We start with $4 \div 8$ and we can't do that so we make it ten times bigger and add the next digit to do $49\div 8$. (I guess this is what you mean by "skipping").
And we get $49\div 8 = 6$ with one remainder. So we write down the six and consider the remainder.
$1$ is too small so we make it ten times bigger and add the next digit which is $0$. So we do $10\div 8$. That is $1$ and a two as a remainder. So we write down the $1$ and go on to deal with the $2$.
$2$ is too small so we make to ten times bigger and add the next digit. We've reach the end of the place values we need to use the zeros from the other side of the decimal point. So we note a decimal point and take a $0$ to get $20$.
$20\div 8$ is $2$ with $4$ remainder. So we write down the $2$.
The remainder $4$ is too small so we make it ten times bigger and add the next digit which is a $0$.

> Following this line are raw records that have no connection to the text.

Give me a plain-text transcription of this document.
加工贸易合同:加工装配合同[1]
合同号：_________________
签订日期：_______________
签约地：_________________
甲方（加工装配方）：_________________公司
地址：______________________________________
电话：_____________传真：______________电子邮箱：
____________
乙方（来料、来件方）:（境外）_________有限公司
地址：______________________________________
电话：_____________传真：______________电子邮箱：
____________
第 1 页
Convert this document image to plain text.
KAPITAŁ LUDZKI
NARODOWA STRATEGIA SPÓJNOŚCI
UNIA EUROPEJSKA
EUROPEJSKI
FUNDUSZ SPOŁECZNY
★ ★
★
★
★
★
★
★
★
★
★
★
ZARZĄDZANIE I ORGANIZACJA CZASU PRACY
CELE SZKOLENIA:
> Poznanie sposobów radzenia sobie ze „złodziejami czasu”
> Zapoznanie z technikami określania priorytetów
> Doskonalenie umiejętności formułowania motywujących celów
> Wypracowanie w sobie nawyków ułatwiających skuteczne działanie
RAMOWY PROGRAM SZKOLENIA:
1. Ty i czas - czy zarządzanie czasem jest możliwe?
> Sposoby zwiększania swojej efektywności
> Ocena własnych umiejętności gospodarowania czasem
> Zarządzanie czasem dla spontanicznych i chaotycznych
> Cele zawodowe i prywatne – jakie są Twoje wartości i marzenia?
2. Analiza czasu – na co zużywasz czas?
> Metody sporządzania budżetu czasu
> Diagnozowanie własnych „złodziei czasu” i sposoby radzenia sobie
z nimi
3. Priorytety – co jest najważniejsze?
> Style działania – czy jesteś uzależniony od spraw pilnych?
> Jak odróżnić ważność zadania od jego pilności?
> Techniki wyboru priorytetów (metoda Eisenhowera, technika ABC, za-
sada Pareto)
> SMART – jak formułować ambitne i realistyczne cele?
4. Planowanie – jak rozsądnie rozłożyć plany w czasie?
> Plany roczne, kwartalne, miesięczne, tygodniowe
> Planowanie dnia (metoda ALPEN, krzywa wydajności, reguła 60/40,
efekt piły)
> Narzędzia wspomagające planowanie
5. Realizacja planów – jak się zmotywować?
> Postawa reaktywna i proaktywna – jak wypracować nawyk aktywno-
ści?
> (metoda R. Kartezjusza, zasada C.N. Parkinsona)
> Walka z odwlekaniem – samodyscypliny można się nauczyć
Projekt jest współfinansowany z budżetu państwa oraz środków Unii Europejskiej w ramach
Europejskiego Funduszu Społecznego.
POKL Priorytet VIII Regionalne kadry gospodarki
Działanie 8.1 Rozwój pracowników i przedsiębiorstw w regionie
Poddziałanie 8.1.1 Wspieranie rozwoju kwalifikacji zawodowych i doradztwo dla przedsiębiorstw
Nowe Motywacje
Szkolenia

We get $40\div 8 = 5$ exactly so we are done we write down $5$ and have $490 \div 8 = 61.25$.
....
But $4\div 8$ is actually exactly the same!
$4 = 4.00000000....$
We start we $4\div 8$ but $8 > 4$ so we "skip" and make it ten times bigger and add the next digit. We write a decimal point because we've reached the ends of the place value.
Then we do $40 \div 8= 5$ so we write down $5$ and we hae $.5$.
Notice we did not ever actually do $4\div 8 = 0.5$. We did $40\div 8=5$.